Trudno, stało się. Przebudowa ulic pod siedzibą elbląskiej władzy idzie w najlepsze. Po co przebudowuje się ulice niedawno remontowane? Nie wiem. Takie zamieszanie w centrum usprawiedliwia tylko niewątpliwe potrzebna reorganizacja tras tramwajowych w mieście. Ale cała reszta?
Już widać, że nowa jezdnia będzie węższa i bardziej kręta. Ukoronowaniem prac będą oddane do użytku kolejne światła drogowe. Rozumiem, że należy modernizować nasze drogi, ale czy tu nie mamy do czynienia z rozrzutnością i niegospodarnością? Będzie niewiele większy postęp za ogromne pieniądze.
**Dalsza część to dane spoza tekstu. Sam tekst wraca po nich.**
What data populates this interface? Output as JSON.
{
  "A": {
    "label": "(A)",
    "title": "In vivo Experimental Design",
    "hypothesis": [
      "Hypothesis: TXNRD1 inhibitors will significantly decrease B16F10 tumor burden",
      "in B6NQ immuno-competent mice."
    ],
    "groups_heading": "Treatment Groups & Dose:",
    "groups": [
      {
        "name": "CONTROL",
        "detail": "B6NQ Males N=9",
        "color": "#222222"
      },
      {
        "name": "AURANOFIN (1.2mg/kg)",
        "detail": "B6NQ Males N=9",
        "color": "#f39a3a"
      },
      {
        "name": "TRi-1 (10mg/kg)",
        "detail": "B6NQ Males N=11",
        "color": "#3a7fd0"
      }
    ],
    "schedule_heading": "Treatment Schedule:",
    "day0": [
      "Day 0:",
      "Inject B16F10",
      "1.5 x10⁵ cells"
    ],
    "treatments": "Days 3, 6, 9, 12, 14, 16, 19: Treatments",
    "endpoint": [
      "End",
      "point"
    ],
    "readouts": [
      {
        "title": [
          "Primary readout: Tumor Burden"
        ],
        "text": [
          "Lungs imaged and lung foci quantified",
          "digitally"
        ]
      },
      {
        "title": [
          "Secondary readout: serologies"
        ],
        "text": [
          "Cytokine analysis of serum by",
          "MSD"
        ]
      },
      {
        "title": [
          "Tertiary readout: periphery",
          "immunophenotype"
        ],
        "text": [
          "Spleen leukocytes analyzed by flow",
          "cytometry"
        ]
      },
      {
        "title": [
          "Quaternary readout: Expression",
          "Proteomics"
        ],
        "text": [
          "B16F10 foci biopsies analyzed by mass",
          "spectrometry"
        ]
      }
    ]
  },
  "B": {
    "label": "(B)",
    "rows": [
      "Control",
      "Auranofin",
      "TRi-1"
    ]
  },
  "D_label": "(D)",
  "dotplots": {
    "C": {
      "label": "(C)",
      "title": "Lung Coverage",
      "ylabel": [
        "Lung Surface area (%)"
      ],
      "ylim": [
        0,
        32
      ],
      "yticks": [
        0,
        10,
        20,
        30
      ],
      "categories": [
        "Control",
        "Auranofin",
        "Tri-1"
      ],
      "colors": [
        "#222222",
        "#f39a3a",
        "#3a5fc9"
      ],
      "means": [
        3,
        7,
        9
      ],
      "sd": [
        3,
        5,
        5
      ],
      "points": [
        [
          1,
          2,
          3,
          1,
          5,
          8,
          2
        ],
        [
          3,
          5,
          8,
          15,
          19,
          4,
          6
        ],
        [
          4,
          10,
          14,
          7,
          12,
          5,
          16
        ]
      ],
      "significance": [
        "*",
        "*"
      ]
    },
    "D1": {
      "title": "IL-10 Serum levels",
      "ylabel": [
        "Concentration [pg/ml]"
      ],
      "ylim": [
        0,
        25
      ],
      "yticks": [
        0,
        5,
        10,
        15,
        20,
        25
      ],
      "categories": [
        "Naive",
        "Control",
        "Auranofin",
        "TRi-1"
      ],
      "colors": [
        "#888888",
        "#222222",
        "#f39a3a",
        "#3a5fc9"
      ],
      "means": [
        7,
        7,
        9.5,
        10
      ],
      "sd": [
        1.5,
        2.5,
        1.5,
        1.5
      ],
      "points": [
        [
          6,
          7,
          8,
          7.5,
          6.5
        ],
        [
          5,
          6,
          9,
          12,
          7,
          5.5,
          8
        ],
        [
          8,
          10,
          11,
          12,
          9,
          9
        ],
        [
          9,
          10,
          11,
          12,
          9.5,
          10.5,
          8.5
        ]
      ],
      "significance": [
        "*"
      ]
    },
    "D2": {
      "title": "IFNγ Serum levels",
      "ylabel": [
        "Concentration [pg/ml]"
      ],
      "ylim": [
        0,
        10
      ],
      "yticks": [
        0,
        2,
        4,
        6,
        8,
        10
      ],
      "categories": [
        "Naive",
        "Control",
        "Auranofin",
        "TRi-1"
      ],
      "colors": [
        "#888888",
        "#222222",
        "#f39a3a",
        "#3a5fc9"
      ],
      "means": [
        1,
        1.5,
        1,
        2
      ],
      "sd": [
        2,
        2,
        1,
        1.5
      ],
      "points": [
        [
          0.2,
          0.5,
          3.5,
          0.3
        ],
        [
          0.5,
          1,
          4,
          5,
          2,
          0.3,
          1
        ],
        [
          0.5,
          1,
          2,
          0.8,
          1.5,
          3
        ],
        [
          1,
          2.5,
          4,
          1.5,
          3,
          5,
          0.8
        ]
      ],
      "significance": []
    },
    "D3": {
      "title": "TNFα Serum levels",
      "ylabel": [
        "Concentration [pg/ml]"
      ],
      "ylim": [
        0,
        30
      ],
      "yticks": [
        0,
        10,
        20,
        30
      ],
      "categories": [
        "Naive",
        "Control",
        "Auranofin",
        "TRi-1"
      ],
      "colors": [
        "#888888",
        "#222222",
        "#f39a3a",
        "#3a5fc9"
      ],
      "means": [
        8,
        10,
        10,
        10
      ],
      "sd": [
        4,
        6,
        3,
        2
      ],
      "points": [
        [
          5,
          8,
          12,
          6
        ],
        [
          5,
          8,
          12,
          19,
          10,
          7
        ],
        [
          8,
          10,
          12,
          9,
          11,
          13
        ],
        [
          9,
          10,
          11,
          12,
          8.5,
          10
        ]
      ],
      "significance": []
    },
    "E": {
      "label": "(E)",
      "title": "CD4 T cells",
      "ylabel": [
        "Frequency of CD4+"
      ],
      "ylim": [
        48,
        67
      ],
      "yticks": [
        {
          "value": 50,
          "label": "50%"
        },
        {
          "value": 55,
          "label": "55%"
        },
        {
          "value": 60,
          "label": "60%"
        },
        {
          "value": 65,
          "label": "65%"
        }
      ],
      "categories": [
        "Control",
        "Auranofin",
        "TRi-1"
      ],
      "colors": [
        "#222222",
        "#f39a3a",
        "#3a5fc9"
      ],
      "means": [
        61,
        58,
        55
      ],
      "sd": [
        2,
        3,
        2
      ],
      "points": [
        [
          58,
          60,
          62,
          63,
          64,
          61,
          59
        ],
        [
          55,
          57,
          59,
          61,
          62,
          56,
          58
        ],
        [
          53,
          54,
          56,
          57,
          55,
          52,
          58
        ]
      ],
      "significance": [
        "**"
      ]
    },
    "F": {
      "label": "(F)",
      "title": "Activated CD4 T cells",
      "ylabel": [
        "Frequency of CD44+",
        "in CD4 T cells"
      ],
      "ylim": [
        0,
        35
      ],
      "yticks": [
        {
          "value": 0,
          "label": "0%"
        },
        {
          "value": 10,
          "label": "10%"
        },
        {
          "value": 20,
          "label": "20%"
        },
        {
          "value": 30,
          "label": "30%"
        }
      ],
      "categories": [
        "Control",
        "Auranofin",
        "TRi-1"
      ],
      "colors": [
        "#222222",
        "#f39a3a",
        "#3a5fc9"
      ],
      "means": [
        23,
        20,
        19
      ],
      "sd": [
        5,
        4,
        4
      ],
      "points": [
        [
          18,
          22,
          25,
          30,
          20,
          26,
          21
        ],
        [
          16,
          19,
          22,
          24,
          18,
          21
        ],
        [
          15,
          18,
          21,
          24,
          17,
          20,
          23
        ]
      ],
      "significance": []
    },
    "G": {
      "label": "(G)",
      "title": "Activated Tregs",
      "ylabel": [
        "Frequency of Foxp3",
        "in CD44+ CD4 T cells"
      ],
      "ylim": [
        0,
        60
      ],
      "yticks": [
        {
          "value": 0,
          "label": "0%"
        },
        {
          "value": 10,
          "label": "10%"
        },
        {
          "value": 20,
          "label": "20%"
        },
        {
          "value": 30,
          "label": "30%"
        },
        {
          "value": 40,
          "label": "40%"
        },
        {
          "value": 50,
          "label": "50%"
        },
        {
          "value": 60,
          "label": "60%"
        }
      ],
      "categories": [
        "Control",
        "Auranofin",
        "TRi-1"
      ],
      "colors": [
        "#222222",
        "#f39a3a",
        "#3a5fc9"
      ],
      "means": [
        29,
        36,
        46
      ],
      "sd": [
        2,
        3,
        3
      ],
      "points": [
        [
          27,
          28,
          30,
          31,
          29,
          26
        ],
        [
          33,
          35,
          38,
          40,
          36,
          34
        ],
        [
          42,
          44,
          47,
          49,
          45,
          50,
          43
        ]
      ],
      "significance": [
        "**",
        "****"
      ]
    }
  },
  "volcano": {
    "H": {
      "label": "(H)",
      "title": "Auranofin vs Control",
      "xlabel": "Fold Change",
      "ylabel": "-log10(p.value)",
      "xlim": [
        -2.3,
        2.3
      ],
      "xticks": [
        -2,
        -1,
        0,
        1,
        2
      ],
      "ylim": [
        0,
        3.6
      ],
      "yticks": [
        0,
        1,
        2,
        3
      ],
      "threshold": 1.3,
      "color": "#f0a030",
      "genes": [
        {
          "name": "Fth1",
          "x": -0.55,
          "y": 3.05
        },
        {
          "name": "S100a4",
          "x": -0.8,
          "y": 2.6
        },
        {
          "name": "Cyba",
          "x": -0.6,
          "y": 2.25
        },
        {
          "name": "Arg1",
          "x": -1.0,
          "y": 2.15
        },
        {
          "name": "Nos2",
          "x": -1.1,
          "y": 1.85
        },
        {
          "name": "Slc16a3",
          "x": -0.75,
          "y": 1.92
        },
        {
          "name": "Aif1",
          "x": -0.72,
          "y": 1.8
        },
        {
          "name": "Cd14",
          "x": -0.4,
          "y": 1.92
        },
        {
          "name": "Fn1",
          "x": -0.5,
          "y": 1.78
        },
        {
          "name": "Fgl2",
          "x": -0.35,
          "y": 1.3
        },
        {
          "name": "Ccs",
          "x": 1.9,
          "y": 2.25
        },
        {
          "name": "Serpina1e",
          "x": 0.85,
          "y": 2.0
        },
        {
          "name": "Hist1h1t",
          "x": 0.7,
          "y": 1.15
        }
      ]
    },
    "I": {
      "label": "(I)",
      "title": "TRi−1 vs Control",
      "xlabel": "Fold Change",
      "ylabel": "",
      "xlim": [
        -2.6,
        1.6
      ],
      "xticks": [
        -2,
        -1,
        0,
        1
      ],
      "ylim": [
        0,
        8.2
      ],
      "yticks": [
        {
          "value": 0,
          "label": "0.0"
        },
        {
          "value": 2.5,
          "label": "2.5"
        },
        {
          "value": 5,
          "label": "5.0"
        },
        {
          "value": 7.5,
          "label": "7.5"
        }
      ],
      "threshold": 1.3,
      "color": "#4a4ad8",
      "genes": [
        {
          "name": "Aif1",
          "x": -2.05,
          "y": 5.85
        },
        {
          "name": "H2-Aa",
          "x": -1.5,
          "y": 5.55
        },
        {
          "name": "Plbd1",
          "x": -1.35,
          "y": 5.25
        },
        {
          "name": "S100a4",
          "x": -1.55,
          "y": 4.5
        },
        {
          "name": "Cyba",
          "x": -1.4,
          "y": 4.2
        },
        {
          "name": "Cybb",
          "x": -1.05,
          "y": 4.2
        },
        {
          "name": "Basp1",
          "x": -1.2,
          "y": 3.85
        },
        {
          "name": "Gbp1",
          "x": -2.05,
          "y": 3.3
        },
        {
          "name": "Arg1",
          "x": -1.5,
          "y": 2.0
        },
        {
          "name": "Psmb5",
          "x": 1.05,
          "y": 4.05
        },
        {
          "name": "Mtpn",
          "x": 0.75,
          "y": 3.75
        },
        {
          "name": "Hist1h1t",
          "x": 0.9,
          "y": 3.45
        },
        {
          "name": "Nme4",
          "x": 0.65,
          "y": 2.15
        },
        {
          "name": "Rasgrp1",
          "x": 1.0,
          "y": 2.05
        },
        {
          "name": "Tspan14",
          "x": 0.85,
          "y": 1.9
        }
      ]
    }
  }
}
Jednak nie to jest najbardziej zastanawiającą kwestią.
Po analizie dwóch miejscowych planów zagospodarowania przestrzennego można stwierdzić, że rzeczywistość na nich przestawiona jest inna od tej właśnie budowanej.
W planie obszaru „Centrum” (nr 7) nie ma w ogóle ulicy łączącej ulicę Traugutta z Nitschmana. Tam powinna być tylko zieleń parkowa i plac! Nie ma mowy o żadnych, nawet najmniejszych uliczkach.
Inną ciekawostką jest ciąg rowerowy. Plan „Centrum” prowadzi go od ulicy 1 Maja, przez wspomniany plac, do ulicy Traugutta. Mało tego, plan zagospodarowania przestrzennego „Doliny rzeki Kumieli” (nr 27) jest w tej kwestii bardzo konsekwentny (co nie jest w wcale regułą w tego typu elbląskich dokumentach). Prowadzi ją dalej, w poprzek parku, wprost ku Kumieli, tworząc przyszłą trasę dla międzynarodowego szlaku rowerowego R-1.
Ten niegłupio pomyślany plan nie jest obecnie realizowany. Przyznać trzeba, że zgodnie z materiałami prasowymi, będzie droga dla rowerów wzdłuż ul. Grobli Św. Jerzego. Ale tylko do ul. Związku Jaszczurczego, przy której kończyć się będzie ślepo tuż za przejazdem rowerowym. A modernizacja jest, co najmniej do ul. Ks. Ściegiennego. Chyba ktoś do końca nie przemyślał zaproponowanych rozwiązań. A jest ich jeszcze parę...
I tu powstaje pytanie: po co są miejscowe plany zagospodarowania przestrzennego? Zawsze myślałem, że ich funkcją jest zapanowanie nad przestrzenią, tak, by ta nie zamieniła się w chaos. Do tego dochodzi także funkcja aktywnego zaangażowania społeczeństwa w ich powstawanie. Konsultacje i debaty są tutaj elementami obowiązkowymi. Wprawdzie zawsze można podkładać kłody mieszkańcom pod nogi i przeprowadzać spotkania z nimi w dzień powszedni o godz. 12, ale, jak powiadają, „komu zależy, to i tak przyjdzie”. Naszym obowiązkiem jest patrzenie władzy na ręce. Dlatego niewątpliwie najważniejszym atrybutem takich planów jest brak możliwości działania egzekutywy wbrew tym planom. W końcu nie po to była praca tylu ludzi, by teraz jedna postać mogła całą koncepcję wyrzucić do kosza. A może się jednak mylę?